To my question on how often something like this happens, the production manager answered “Rarely”; the shipping clerk, “Every day.” After a short discussion, the production manager admitted to a delivery reliability of 80%, but he was not quite sure. To my question about lead time the Lean leader proudly answered “In general, about 3 weeks.”
“How long does it take to run through a super hot job” , I asked as a follow-up.
“2 days,” he shot back.
My next question about how many projects he had initiated to reduce the lead time demotivated further, as he had to admit there weren’t any.
Well, for me the lead time is one of the most important metrics in a company is and a priority in the execution of projects. The shorter the lead time, the higher the flexibility, the smaller the stocks, the more stable the process, the less time available to make mistakes, and the more efficient the organization.

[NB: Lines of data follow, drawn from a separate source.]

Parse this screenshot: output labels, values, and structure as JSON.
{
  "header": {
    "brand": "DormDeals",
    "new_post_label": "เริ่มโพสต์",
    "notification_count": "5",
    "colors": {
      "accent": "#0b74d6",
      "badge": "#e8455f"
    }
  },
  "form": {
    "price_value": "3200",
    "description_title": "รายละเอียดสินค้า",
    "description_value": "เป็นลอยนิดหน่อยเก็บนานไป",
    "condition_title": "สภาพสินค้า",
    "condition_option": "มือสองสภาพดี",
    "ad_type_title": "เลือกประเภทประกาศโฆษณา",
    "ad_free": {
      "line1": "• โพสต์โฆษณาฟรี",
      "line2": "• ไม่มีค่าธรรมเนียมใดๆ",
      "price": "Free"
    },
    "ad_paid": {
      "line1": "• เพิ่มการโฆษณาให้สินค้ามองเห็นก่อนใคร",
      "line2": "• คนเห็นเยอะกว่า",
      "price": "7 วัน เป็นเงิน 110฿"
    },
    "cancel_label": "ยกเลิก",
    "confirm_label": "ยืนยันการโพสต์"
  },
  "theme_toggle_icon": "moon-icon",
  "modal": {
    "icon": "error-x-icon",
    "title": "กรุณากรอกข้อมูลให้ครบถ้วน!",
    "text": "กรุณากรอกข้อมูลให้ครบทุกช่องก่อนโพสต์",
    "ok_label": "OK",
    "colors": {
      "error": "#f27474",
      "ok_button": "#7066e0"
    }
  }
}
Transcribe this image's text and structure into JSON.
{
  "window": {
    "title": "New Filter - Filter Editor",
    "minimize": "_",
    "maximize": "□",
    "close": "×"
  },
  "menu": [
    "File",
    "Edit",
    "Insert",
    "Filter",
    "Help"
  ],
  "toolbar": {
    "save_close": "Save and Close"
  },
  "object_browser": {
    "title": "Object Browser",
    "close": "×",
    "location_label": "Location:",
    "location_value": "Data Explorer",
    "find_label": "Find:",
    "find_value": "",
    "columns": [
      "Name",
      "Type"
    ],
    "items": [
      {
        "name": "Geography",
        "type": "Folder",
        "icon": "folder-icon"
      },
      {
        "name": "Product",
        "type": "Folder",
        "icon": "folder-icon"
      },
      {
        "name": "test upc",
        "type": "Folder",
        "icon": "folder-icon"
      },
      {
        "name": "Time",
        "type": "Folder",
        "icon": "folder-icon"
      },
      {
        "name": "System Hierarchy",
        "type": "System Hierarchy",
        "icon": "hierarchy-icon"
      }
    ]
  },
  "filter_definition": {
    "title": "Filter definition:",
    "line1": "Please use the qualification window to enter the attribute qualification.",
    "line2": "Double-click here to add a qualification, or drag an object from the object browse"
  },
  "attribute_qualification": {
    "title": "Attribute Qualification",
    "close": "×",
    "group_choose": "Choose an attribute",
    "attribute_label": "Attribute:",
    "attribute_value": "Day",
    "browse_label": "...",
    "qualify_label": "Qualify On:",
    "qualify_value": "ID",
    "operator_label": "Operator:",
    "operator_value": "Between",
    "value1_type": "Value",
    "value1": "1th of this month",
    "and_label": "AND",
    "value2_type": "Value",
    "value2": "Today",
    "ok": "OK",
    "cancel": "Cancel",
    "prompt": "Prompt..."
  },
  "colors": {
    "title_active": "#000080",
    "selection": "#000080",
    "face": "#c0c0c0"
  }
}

But satisfaction with a lead time  ratio of 1 to 10 between hot and normal jobs in German companies is quite amazing. For the hot job to be completed in 2 days, it flows through the company without intermediate storage, is processed immediately and is  carried through without pause, without waste, except of course that the supervisor personally takes the matter in hand. But why is it not always like this for all jobs? Why is the exception and not the rule?
But we moved on. In assembly, the Lean leader explains that they have built up an assembly line, but that it still cannot work to the takt time, and that they have therefore built up behind the line an assembly rework shop for quality problems.
Hello? – Has he really understood Lean?
But even outside of the assembly line you could not overlook the signs of chaos. You saw pallets with several items pulled from the supermarket, but by the pallet-load rather than in the quantities necessary for assembly. The reason was simple. The storage space in the supermarket was insufficient and the supermarket was just too full.
The degree of Lean manufacturing and Lean understanding was close to zero.
Next, I turned my attention to the order fulfillment process. But there, also, they had no clue where to start with takt time, bottlenecks, and inventory. The information boards were full of outdated figures on revenue and absenteeism. Two departments were reasonably tidy and provided with standards that were not followed. Brooms and tools had assigned shadows, but were not actually available. Employees were running around for no apparent reason, or talking in small groups. The production manager didn’t know the supervisor’s name, the clocks were off, some windows broken and lamps without bulbs, etc., etc.
[...]
To avoid any misunderstanding, as I walk through a company, I don’t pretend to understand everything, but I try to get an overall impression. Those of you who walk through production daily must know how to see and should focus their attention on a different theme every day to be a good shop floor manager. But beware! It is a difficult, thorny path – but it’s worth it.